What is the Barlow Test and How is it Performed?

The Barlow Test is a test that checks for pain in the groin, thigh, and buttocks. It is named after Dr. Thomas Geoffrey Barlow in the early 1900s. It has been used as the “gold standard” for diagnosing this condition ever since. The Barlow test is used on children until eight weeks of age, so it’s best to use it as an initial screening tool.

The Barlow test is a diagnostic test for hip dysplasia. It is used to evaluate whether the femoral head has a proper fit in the acetabulum and thus helps determine whether or not the patient has hip dysplasia. It is still used today as a quick and accurate way to identify if someone has a subluxation or dislocation of the hip.

It is done by having the patient lie down on a table or other hard surface with their legs either hanging over the edge or flexing their knee to 90 degrees. The examiner grasps the thigh of one leg and applies gentle downward pressure while externally rotating that leg. The examiner may also gently push the femur and let go repeatedly. They will do this to observe if the femur slips out of place. If it does not, then we know that the femoral head is in a proper position and that there should be few to no issues with pain or movement. The test is positive if pain or discomfort is felt in the groin or thigh region on the opposite side of where pressure was applied to during this test.

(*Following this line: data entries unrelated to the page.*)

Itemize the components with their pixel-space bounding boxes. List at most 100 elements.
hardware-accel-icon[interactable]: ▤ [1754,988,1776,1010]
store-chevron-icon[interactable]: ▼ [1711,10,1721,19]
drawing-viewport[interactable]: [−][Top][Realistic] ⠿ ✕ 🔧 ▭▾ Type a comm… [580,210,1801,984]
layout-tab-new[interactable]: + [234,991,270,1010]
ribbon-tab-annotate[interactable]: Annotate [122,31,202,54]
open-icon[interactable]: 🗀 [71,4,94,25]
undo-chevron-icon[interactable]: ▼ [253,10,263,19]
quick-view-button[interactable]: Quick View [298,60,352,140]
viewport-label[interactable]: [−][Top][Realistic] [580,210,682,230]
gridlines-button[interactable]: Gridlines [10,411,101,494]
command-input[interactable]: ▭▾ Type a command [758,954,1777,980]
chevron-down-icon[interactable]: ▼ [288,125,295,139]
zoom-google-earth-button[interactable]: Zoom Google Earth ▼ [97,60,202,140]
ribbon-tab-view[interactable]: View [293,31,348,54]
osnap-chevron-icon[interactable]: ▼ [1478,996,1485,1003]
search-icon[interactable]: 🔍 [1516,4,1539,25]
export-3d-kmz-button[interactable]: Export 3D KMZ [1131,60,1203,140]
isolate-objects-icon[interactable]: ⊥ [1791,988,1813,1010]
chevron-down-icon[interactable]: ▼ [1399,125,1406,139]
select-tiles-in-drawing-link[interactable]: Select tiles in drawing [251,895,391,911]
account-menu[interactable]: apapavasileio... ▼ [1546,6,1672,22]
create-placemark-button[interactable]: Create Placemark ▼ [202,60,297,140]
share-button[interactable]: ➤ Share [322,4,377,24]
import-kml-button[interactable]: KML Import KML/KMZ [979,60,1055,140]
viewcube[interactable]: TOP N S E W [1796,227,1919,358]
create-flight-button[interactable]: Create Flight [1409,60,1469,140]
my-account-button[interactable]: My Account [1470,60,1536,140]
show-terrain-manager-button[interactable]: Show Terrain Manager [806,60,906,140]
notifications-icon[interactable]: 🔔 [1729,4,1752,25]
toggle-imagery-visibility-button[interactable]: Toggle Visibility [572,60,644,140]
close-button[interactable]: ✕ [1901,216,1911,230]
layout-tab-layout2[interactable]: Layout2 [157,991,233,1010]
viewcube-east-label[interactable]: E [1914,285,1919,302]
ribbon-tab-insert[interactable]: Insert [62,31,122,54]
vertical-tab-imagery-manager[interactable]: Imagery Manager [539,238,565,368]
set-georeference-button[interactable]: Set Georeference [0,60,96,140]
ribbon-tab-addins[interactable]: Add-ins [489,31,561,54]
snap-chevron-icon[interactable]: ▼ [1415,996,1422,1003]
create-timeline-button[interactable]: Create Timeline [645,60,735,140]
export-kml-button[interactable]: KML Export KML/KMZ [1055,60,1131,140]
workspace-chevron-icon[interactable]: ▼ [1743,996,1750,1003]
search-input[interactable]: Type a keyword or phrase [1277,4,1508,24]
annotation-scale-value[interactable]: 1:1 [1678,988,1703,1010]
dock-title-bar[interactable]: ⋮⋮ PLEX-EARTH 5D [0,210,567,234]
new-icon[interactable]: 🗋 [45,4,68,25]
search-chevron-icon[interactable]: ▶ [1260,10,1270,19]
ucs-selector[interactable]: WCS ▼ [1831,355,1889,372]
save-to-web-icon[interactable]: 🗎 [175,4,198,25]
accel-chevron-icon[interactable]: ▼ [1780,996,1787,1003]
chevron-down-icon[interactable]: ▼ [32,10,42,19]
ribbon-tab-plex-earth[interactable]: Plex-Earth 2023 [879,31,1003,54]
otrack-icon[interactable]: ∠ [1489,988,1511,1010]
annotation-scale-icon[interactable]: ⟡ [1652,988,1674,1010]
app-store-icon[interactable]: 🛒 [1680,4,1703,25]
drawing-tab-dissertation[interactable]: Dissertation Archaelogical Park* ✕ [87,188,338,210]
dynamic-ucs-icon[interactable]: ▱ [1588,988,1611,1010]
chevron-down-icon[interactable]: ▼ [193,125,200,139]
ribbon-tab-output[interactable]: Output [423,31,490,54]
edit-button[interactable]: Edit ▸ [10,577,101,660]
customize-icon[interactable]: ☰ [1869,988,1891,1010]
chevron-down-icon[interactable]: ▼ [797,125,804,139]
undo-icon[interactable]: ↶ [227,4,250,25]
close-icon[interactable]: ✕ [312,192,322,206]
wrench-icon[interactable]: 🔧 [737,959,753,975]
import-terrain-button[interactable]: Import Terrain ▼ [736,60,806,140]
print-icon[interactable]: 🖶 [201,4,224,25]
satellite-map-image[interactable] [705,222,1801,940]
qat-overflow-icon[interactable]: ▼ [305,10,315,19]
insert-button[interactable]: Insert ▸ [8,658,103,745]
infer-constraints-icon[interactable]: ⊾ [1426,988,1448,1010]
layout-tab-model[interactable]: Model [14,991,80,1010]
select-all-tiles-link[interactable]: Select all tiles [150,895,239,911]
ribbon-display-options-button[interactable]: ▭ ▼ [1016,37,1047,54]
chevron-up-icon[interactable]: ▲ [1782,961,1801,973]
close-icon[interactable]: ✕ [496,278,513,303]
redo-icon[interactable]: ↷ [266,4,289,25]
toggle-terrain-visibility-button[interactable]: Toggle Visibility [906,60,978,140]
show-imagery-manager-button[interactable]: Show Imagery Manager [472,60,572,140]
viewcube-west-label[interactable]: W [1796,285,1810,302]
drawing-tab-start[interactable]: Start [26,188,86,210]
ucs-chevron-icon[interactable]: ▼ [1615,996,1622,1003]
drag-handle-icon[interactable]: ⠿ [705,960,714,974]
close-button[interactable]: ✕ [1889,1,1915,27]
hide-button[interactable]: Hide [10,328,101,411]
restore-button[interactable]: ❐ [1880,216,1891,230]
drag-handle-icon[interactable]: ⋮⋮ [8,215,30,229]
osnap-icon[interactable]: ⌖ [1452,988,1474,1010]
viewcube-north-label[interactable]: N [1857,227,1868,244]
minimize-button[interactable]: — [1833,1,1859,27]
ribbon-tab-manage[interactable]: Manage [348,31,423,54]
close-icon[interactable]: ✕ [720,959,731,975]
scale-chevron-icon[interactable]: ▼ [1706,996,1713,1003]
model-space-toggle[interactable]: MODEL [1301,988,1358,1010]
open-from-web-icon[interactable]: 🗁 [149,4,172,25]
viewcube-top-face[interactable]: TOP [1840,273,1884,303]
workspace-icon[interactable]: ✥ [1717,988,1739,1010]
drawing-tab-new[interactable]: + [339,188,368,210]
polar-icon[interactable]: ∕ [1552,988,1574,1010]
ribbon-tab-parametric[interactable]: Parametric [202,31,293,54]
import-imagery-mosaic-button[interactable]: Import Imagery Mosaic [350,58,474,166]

If there is any pain in these areas when they are pushed and pulled, it could mean that their hip has been dislocated or subluxated. The next step would be to utilize the Ortolani test in the case of a positive Barlow test.

The Ortolani test and the Barlow test go hand and hand, with the Ortolani test being the one that pops the dislocated joint back into place. After a positive Barlow test, the examiner will gently lift the patient onto their back again and apply isolated pressure to the anterior thigh with the index fingers. They’ll then slowly extend the hips and knees to 90 degrees before finally releasing them. The doctor will move the leg from side to side in order to see if there are any clicks or pops that are heard. The Ortolani test was named after Marino Ortolani, who developed it in 1937. Both the Barlow and Ortolani test should be done during early infancy as a standard exam.

The Barlow test can be used to detect problems in patients with suspected femoral neck fractures, femoral shaft fractures, iliopsoas tendonitis, iliopectineal bursitis, or labral tears in patients who are not experiencing hip pain but have other symptoms.